QUESTION: Mike, 2019 has been a pretty good year for me. I am looking to break into another level and possibly start hiring people, but I am worried about the overhead and expenses with growing a firm. How can you help? – Larry

ANSWER: So, a big, wide-open question. We will start with this, here is a mistake people make when they begin to grow their recruiting practices.  Again, Larry, the only context I have here is your question. There are no expenses in running a business, but there are investments. Maybe taxes are an expense, but they are still part of the same process of investing in your business. 

If you sat down with a financial planner told them that you want to have $2 million net worth in 20 years, would you look at the money you had to put away every year as an expense? Let us say you put away $50,000 every year from your recruiting business into a retirement fund that you knew was going to grow at 5% or 6% a year. Would that be an expense? No. Because you are thinking of that as an investment.  

This is a great question and it comes up a lot. I am a recovering scarcity mindset individual. I do not think you ever fully recover. I could save for myself and my retirement and my kids’ school and all those things in life that are important for all of us without a second thought. Those were great investments, even if you are putting it into the market, right, it is at risk. You could lose money. It is still an investment.  

Especially in the first 10 years of my career and growing my business, I looked at, hiring someone was going to be expensive. Hiring a coach was going to be expensive. With rent, I would tend to get a nicer office building, not that our clients came near it. It is an investment because the people that were going to work for us, I was imagining people that went to college, guys, and gals walking into the front door and at some level when people do that, they are saying, is this a place I can work? That impression that takes place subconsciously in the first five seconds of them walking through the main door if it is an office building, it is a shabby place, but the rent is cheap, you are going to lose people.  

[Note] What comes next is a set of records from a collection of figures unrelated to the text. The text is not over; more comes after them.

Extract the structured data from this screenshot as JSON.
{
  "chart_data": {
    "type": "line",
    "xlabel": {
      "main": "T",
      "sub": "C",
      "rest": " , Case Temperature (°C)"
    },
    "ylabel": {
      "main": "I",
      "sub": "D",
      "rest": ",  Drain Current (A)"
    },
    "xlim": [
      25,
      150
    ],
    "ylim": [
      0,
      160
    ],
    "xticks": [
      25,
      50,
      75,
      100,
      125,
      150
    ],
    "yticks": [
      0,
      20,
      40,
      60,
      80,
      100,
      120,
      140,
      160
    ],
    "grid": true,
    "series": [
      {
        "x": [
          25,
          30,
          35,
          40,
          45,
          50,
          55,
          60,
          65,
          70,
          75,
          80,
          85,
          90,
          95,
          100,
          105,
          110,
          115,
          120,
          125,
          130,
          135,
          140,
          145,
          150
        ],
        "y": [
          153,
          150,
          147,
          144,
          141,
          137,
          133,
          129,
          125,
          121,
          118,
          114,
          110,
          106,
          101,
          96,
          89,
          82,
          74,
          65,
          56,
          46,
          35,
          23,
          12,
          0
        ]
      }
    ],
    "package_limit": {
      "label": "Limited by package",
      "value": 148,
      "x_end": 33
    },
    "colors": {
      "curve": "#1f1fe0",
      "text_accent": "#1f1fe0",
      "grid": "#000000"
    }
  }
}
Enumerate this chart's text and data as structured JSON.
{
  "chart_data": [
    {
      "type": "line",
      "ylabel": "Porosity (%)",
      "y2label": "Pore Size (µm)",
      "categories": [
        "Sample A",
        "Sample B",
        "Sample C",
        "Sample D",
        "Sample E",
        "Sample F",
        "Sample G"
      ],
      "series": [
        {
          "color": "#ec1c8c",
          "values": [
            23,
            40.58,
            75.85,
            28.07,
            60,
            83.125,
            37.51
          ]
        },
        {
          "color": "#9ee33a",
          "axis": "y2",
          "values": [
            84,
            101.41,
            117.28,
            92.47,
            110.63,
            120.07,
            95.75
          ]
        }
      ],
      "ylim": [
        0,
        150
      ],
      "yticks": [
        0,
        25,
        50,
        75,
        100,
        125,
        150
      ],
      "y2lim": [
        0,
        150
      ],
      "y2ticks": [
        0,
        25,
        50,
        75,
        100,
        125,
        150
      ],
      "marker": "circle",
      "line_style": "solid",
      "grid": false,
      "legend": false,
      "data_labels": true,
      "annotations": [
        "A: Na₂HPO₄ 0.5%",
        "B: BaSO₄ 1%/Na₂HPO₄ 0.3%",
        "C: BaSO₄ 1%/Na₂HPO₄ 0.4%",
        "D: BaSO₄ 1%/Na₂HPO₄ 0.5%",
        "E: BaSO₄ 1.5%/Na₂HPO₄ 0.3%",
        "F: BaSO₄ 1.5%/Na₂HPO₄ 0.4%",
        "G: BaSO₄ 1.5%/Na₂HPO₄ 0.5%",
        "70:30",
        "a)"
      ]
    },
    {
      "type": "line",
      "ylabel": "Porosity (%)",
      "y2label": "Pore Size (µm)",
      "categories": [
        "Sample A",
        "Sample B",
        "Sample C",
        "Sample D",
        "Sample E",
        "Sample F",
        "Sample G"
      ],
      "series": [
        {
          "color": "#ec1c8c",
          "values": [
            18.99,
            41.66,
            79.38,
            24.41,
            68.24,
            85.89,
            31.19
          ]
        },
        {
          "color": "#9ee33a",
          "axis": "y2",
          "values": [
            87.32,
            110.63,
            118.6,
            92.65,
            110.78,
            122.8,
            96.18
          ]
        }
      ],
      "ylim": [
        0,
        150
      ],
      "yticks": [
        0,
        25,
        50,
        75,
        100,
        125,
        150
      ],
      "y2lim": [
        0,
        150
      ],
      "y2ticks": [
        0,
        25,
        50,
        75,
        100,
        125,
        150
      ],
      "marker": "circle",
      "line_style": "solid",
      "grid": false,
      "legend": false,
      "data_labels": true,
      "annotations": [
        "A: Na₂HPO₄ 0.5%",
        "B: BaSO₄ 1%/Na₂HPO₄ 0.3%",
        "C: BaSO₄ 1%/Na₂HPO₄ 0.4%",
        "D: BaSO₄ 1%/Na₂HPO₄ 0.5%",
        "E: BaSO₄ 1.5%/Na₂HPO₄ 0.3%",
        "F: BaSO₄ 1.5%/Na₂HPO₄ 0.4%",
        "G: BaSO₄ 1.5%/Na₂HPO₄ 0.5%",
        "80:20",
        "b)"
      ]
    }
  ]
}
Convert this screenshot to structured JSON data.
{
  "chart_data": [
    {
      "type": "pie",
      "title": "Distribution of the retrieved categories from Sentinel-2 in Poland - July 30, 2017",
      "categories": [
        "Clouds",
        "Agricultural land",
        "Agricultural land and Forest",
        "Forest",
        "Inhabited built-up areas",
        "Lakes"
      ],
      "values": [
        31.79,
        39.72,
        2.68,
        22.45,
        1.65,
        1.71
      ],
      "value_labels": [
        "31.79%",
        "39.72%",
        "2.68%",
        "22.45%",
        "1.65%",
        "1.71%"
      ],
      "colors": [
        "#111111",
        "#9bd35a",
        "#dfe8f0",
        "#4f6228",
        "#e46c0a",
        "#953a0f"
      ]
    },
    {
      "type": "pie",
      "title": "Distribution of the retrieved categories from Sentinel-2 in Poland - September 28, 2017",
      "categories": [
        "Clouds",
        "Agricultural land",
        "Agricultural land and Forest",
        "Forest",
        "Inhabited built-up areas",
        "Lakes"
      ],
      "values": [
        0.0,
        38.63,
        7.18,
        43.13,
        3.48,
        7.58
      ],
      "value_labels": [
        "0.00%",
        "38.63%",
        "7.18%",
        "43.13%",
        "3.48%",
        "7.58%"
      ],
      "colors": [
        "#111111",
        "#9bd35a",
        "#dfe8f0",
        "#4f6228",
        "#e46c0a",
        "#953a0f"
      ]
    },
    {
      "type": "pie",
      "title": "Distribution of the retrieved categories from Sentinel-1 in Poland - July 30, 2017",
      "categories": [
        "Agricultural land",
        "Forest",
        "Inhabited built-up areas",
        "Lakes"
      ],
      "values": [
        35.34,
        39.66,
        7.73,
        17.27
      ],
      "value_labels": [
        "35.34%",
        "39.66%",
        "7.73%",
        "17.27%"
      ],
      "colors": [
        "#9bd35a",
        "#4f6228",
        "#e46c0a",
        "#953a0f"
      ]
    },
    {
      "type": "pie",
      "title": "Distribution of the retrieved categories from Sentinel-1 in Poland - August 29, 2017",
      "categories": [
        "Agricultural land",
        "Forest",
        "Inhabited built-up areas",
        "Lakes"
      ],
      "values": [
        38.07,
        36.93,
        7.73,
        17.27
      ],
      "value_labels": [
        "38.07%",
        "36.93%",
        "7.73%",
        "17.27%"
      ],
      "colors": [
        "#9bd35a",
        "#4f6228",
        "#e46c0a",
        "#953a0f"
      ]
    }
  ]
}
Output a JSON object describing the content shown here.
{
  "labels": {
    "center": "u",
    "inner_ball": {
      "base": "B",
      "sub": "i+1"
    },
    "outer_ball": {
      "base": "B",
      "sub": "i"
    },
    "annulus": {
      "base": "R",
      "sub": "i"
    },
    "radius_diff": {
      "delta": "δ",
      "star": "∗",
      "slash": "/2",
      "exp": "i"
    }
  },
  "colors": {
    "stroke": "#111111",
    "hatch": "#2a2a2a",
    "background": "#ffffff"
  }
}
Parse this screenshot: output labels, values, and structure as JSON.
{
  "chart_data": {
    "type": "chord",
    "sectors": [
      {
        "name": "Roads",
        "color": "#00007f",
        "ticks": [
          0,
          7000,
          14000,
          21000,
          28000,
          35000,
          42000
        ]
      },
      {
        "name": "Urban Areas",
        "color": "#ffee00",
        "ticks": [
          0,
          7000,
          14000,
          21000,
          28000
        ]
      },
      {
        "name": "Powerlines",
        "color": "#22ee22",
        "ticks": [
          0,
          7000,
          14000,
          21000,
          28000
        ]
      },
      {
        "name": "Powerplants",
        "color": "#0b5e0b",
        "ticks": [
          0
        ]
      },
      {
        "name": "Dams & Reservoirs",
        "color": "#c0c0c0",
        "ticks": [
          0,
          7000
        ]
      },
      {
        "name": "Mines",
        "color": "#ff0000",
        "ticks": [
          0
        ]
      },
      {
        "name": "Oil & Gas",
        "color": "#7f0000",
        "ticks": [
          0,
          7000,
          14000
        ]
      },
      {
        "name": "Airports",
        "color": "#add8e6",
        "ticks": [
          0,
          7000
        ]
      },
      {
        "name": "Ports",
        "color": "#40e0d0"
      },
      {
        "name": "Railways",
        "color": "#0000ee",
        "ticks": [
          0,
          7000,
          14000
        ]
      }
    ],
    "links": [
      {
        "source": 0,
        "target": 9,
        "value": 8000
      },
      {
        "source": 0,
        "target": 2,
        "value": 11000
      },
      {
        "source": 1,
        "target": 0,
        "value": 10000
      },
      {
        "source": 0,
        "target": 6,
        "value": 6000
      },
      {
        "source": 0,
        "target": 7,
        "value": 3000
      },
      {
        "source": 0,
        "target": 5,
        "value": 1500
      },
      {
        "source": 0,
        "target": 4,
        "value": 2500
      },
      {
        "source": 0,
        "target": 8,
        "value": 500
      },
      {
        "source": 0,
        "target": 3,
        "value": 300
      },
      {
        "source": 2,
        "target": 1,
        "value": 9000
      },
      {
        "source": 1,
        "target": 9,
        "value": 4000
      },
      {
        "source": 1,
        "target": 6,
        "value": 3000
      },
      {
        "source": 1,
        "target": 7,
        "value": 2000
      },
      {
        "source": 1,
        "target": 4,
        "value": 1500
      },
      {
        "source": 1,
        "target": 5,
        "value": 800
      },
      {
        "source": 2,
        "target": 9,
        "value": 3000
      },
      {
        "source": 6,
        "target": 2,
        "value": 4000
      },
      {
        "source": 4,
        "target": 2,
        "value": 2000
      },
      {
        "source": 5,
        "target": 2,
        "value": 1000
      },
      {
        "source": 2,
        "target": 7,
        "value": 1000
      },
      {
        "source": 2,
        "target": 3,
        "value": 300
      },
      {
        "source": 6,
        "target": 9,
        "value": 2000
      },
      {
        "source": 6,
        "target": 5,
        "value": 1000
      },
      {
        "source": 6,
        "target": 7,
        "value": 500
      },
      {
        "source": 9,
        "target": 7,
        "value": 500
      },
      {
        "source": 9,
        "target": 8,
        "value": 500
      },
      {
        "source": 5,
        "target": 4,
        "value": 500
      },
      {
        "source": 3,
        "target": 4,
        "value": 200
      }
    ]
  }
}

I actually spent two years in one really mediocre place, and I remember I could see from my office, I could see the parking lot. I remember a couple of times having a late day interview, looking out, seeing somebody pull in, you could tell they were dressed really nice, like sitting in their car for a couple of minutes and driving out and I never heard from them. I figured out that was my interview. They looked at the building and they go, this is out of alignment with what an executive search firm would be and leaving. From that point forward, I always got a space that a professional could see themselves in.  

One, it was more expensive, to use your word, for me it was a better investment. I spent probably 25% more per square on office space to attract and retain a higher quality individual. I invested in contests and incentives to spur performance. There were trips I would spend $25,000 to send my high-achieving recruiters to Hawaii or the Bahamas or somewhere else really nice. That is not expensive because that $25,000 probably helped generate $1 million in business.  

A better question to ask yourself, Larry, is:  Where can I invest money in my business so I (1) increase my profits and (2) decrease what I have to do so that I can have more fun. I am in the stage of my life right now that anything that comes up in my role running the RecruiterU with any friction, I find a way to delegate it. By friction I mean annoyance. What I would invite you to do for 2020, is starting to identify those points where there is friction in your business.  

We live in an economy now where there are all kinds of virtual help. You do not necessarily even have to open a physical office. But you are asking me about scaling. I am saying, let us say you went out and you spent $3,000 a month on rent, and I do not even think you have to spend that much, but pick a number, $36,000. Okay, well if you hire a couple of recruiters and get them up and running just in the next year, you can get them to do $400,000. This is even after you pay them, assuming no value to you for the rent, you have already gotten a significant ROI in paying rent and salaries.  

If you hire a Search Associate who is off your desk, you can pay them a smaller percentage because they are working on your things, thus higher margins. Last week I explained exactly what this looks like. Go here to read more about hiring a Search Associate 

When you start looking at bringing on your first recruiter, you will start asking yourself the following questions: What are the things I do not know about hiring and onboarding? What are the things I do not know about scaling the business? If questions come up under that, then you might want to reach out to us and see if or how we can help. Maybe it is attending one of our events. Maybe it is a mentoring program to put that in place.  

Whatever you put into your business in 2020, you need to look at if I buy a ream of paper for $40 from Staples, what am I going to be printing out on that? Oh, invoices. I know we email invoices but just think of something. All the things you do, if you start looking at it and trace it, it all supports in some way, shape, or form, revenue. There are ways to get more bang for your buck on your investments. 

My big challenge to you would be shifting your internal dialogue from expense to investment and then ask yourself what you really want.